Earlier this week, the government moved to enforce a ban on exclusivity clauses on zero-hour contracts, which had prevented workers on these contracts from being able to find work elsewhere, Shout 99 reports.
Previously, employers who signed workers up to zero-hours contracts were able to stop their employees from working for another company, even if they were unable to guarantee any hours of work themselves.
These contracts have been contested by a number of groups, from trade unions to the Labour party, who argued that they left zero-hour workers in an impossible position with no guaranteed source of income.
After an extensive public consultation, the Government recently imposed a ban on these controversial clauses as part of a provision in the Small Business, Enterprise and Employment Act. As of 26 May, it is now illegal for an employer to prevent staff on zero-hour contracts from seeking work elsewhere.

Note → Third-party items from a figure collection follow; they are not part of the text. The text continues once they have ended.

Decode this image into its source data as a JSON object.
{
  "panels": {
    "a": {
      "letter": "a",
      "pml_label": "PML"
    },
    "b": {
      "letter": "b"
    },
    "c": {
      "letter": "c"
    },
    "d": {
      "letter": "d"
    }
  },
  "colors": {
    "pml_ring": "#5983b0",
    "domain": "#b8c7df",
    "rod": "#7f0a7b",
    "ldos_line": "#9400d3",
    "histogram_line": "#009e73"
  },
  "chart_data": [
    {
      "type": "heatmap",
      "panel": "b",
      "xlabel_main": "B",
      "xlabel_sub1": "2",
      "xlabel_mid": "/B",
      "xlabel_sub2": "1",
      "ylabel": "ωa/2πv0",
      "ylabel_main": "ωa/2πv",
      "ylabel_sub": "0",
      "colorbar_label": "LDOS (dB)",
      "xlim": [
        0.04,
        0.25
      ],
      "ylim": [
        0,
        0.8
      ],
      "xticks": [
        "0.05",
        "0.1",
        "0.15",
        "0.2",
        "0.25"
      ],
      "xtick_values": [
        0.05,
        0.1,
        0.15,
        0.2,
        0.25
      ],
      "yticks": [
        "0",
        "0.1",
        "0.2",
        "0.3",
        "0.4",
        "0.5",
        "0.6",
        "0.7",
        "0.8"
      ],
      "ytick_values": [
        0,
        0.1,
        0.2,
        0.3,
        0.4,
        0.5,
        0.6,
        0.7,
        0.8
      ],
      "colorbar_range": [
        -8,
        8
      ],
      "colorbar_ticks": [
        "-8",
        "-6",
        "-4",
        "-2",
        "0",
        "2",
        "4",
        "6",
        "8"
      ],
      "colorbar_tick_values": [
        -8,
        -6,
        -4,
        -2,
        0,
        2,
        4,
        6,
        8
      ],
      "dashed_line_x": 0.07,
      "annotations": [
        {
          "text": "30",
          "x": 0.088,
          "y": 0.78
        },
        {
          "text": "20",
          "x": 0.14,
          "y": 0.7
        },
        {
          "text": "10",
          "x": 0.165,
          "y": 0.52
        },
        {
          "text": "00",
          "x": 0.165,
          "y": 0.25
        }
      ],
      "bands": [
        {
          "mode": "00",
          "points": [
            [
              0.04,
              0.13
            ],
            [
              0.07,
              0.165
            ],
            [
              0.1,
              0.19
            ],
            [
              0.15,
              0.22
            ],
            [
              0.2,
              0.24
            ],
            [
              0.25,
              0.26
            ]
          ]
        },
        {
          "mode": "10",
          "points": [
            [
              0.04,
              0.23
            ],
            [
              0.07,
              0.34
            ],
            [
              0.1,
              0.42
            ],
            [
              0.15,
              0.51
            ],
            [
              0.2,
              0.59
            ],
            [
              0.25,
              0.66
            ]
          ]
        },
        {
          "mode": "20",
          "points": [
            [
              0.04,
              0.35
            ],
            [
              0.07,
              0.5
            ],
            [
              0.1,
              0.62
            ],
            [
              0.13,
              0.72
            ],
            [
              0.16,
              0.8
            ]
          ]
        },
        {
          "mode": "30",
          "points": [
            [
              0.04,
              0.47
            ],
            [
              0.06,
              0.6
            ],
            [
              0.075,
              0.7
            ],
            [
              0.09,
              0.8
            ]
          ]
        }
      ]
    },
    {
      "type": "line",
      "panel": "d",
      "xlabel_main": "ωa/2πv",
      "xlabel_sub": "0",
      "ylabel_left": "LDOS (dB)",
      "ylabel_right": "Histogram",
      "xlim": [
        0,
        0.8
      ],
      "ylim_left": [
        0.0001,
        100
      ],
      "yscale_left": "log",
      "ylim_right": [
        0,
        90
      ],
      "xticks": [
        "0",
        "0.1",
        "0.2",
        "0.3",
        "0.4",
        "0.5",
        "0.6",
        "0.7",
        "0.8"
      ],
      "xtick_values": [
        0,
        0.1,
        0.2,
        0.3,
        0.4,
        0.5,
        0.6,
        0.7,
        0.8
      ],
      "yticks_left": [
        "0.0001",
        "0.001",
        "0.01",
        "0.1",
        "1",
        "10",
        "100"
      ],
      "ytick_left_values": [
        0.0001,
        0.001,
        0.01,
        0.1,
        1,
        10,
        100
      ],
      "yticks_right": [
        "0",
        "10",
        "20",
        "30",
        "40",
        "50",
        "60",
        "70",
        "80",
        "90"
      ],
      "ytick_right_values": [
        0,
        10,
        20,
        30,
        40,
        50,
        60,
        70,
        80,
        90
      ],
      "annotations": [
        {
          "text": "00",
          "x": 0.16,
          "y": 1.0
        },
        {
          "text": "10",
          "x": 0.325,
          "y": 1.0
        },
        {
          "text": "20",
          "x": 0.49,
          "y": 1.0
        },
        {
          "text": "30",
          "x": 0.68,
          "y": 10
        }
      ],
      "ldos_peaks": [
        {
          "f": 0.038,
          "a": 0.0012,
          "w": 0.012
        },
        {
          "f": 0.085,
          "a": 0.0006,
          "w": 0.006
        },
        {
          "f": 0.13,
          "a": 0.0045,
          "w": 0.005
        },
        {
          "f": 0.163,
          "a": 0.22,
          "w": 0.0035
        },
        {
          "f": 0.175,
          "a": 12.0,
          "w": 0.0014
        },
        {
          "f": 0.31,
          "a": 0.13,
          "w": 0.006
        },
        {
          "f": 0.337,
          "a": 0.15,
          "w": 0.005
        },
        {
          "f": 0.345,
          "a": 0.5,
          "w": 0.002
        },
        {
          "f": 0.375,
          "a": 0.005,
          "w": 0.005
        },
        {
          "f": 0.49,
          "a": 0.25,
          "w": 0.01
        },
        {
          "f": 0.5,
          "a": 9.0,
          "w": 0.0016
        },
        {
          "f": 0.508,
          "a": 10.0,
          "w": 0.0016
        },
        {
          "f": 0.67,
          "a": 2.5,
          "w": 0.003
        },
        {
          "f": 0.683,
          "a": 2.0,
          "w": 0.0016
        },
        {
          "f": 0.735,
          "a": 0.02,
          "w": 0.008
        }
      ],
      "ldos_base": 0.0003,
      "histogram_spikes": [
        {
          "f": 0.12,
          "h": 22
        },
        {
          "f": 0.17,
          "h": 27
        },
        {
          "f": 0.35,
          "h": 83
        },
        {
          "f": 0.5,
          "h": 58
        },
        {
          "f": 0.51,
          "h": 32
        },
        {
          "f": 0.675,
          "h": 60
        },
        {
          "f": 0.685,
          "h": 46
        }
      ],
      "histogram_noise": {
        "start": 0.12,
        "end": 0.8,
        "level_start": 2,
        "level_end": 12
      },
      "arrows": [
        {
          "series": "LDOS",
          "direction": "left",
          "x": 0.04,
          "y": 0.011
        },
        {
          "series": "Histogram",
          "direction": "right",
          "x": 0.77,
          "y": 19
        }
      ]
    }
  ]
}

Nick Bowles, minister for the Department of Business, Innovation and Skills, said that the decision to ban exclusivity clauses would "give working people the freedom to take other work opportunities and more control over their work hours and income. It brings financial security one step closer for lots of families."
Meanwhile, Neil Carberry - CBI Director for Employment and Skills - called the new legislation "a proportionate response to tackling examples of poor practice."
However, he warned that further regulation "must not damage the UK's flexible labour market," which he argues is "an important success story of our economy, benefiting employers and employees alike".